Technical Committee Meeting on Maritime Cooperation (TCM) RI - RRT ke-9 telah dilaksanakan pada 15-16 Januari 2015, di Beijing.  Delegasi RI dipimpin oleh Dirjen Hukum dan Perjanjian Internasional, Ferry Adamhar, beranggotakan wakil dari Badan SAR Nasional, Badan Keamanan Laut, Direktorat Kepolisian Perairan- Mabes Polri, TNI AL, dan Asisten Operasi Ka. SAL.

 

Pertemuan ini merupakan pertemuan kerja sama maritim yang pertama setelah pertemuan bilateral Presiden Jokowi dengan Presiden Xi Jinping, di sela-sela KTT APEC tanggal 9 November 2014. Pertemuan TCM ke-9 merupakan pertemuan tingkat teknis yang membahas isu-isu kerja sama di bidang keamanan maritim; keselamatan navigasi; pengelolaan ilmu pengetahuan kelautan, perlindungan lingkungan, dan perikanan.

 

Pertemuan ini juga menandakan sepuluh tahun kerja sama maritim RI - RRT di bawah kerangka MoU Kerja Sama Maritim tahun 2005 yang kemudian diperbarui dengan penandatanganan MoU Kerja Sama Maritim pada tahun 2012. 

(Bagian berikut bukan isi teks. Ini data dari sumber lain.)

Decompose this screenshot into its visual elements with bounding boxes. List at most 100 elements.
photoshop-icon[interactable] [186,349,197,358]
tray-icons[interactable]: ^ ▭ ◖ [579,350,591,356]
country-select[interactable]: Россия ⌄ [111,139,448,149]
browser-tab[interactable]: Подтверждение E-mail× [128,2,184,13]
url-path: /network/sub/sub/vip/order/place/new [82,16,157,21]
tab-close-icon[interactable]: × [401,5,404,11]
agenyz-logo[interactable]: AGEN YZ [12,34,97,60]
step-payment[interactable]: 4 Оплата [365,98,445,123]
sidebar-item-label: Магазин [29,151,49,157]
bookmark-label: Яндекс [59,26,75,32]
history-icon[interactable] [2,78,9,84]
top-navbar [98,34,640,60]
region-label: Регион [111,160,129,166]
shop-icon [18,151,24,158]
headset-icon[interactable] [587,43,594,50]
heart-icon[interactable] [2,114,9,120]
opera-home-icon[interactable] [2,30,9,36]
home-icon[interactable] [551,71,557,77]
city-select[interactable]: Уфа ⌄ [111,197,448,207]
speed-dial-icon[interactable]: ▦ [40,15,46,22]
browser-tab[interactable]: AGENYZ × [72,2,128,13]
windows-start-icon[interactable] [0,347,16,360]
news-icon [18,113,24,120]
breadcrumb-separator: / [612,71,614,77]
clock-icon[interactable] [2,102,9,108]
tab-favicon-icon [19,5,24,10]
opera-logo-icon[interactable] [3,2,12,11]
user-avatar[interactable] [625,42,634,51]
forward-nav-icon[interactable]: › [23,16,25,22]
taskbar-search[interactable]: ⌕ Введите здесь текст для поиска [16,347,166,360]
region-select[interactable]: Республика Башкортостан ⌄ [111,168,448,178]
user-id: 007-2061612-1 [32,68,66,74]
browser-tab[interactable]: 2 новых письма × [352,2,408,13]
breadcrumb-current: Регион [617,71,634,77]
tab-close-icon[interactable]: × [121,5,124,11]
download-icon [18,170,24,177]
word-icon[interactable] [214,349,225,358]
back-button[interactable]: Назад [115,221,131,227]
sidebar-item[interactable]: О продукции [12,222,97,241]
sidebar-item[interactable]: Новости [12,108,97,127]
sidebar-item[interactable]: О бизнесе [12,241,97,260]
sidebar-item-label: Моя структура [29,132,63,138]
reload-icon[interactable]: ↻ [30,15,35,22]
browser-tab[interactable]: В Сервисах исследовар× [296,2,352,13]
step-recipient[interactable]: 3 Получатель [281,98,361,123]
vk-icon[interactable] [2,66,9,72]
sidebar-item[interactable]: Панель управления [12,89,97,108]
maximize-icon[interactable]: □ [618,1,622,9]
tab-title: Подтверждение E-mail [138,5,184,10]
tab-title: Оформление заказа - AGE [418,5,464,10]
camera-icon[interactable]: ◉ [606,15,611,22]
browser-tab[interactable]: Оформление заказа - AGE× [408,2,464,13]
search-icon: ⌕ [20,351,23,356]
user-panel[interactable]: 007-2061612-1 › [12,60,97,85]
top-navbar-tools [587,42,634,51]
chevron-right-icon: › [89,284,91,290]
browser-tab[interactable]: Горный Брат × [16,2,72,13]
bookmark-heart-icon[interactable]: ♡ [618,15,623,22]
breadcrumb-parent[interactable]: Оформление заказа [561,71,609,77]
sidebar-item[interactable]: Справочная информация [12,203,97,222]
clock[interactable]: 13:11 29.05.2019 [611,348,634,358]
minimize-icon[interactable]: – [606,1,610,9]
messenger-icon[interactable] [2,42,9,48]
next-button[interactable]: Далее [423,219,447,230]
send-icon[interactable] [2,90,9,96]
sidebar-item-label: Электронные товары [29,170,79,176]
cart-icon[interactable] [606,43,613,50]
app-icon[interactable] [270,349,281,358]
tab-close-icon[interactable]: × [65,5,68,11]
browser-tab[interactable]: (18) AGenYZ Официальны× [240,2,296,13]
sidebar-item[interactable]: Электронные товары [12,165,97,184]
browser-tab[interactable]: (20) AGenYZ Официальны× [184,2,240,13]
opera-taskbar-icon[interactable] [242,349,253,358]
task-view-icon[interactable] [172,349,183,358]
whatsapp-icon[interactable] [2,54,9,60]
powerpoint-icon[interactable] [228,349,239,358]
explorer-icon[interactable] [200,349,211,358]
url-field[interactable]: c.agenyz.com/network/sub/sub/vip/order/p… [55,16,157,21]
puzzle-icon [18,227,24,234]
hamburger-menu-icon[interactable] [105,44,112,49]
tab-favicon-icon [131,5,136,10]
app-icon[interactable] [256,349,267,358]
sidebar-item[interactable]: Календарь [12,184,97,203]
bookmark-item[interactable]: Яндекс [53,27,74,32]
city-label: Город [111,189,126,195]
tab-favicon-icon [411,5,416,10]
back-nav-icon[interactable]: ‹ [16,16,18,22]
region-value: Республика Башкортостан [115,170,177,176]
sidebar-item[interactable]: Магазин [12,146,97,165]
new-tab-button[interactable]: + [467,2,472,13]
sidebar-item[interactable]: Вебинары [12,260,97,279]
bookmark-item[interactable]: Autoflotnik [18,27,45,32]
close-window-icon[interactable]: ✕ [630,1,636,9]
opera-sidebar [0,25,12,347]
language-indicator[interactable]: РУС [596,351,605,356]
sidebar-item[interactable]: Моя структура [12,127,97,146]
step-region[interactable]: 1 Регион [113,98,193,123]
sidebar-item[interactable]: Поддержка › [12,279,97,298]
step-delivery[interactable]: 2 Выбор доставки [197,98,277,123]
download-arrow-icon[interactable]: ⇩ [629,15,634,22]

Pertemuan TCM ke-9 ini berhasil menyepakati implementasi dari 3 proyek kerja sama maritim senilai 150 juta RMB (sekitar USD 25 juta), yang akan didanai melalui Maritime Cooperation Fund (MCF), yaitu (1). Keamanan Laut Satelit (Kamlasat) Fase II, (2). China - Indonesia Joint Table Top Maritime SAR Exercise Project, (3). Indonesia China Center for Ocean and Climate (ICCOC).

 

Selain itu, kedua belah pihak menyadari pentingnya kerja sama Maritime SAR secara lebih mendalam, terutama setelah kejadian hilangnya Malaysian Airlines MH 370 dan jatuhnya Air Asia QZ 8501. Pada kesempatan ini, kedua pihak menjajaki kemungkinan untuk penyusunan MoU kerja sama Maritime SAR.